Director: Chris Evans / Starring: Chris Evans & Alice Eve/ Writer(s): Ron Bass, Jen Smolka, Chris Shafer & Paul Vicknair.
Before We Go is a drama/romance movie about two strangers, Nick Vaughan(Evans) and Brooke Dalton(Eve), who find themselves stranded in New York for the night with only 80 bucks and two non-functional credit cards between the two of them.
The film gets straight to the point opening on a trumpet playing Nick(Evans) in the bustle of Grand Central Station on a late night. He sees Brooke(Eve) storming, seemingly hysterical, through the station down to the subway, dropping and breaking her phone on the way. He chases her down to return it to her and finds out she's stranded in the city because her purse was stolen. Being the good samaritan he is, he offers to help her get home. Brooke is distrusting of Nick at first, she even gives him a wrong name. And that's fair, he's a strange man nearly forcing kindness onto her in the middle of the night. But as if his boyish charm & his disarming kindness didn't already let you know, there's a redemptive scene where he swoops up behind Brooke out of nowhere and throws his arm around her when she's heading down the sidewalk straight for a group of rowdy young men when god knows what was about to happen. It's creepy that he followed her, but you know what they say, the devil you know...

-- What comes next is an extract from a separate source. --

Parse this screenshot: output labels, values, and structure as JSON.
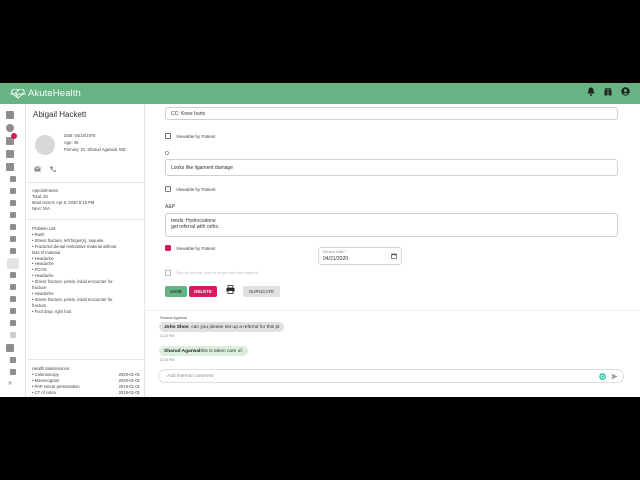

Nick is a man with a bubbly, easygoing personality but some of it is a facade to mask the scars of a past relationship. He seems stoic about it at first, but you later learn how deep his missed opportunity at love cuts. I'll admit, having just recently seen Evans in Age of Ultron as Steve Rogers/Captain America, it's a little hard to immediately separate him from that. Doesn't help Nick has that same upright demeanor to him as Cap, but Evans sheds the Marvel role here as well as he did in Bong Joon-ho's Snowpiercer. Brooke is "icy" as Nick put it, distant and solemn at first. As the night goes on her personality unravels, she opens up and you learn she's had some turbulence in her love life as well, though, more recent than Nick's.
I haven't seen much of Alice Eve, I know her from Star Trek Into Darkness, though. She's really, really good in this role. She and Evans have fervent chemistry as two characters with a deep connection whilst in a haze over the love of someone else. Towards the middle of the film I was close to writing it off as a derivative of Lost In Translation, but the last act proves this is different from that. Yes there's the dynamic of two disillusioned strangers having a chance meeting against the backdrop of a big city(New York City is affectionately lensed by 'Like Crazy' & 'In Time' cinematographer John Guleserian) but Before We Go is a story that addresses its characters' problems directly. It doesn't offer an answer, because there's never a definite answer when it comes to things like this, but presents a strong notion about what the answer may be.
"You can't allow the people you love to determine how you love." is the most important piece of dialogue in the film and it offers what might be a novel point of view to some. It's spoken to Brooke, but it applies to both characters and anyone who's ever loved someone so to the extent that it makes them question themselves. Being in love with someone even though they're happy without you, still being in love with someone despite how much they've hurt you. That depth of love may not be fathomable to a lot of people, but then again... it might just be. This isn't about just laying down and being okay with those circumstances, though. It's about accepting those things as they are so you can move on if need be.
"You have to be okay with not being okay" Nick says and he's right. Whether that be a missed opportunity at love or the prospect thereof... Ironically what may just be the case for the two characters. Chris Evans' feature debut behind the camera handles the expansive topic of love tenderly, but doesn't come off as sappy. It's kind of distracting that Evans is in the movie himself, but it's smart that started out small and used himself as draw. It'll be interesting to see where he goes from here. I remember a while back him talking about focusing on directing more.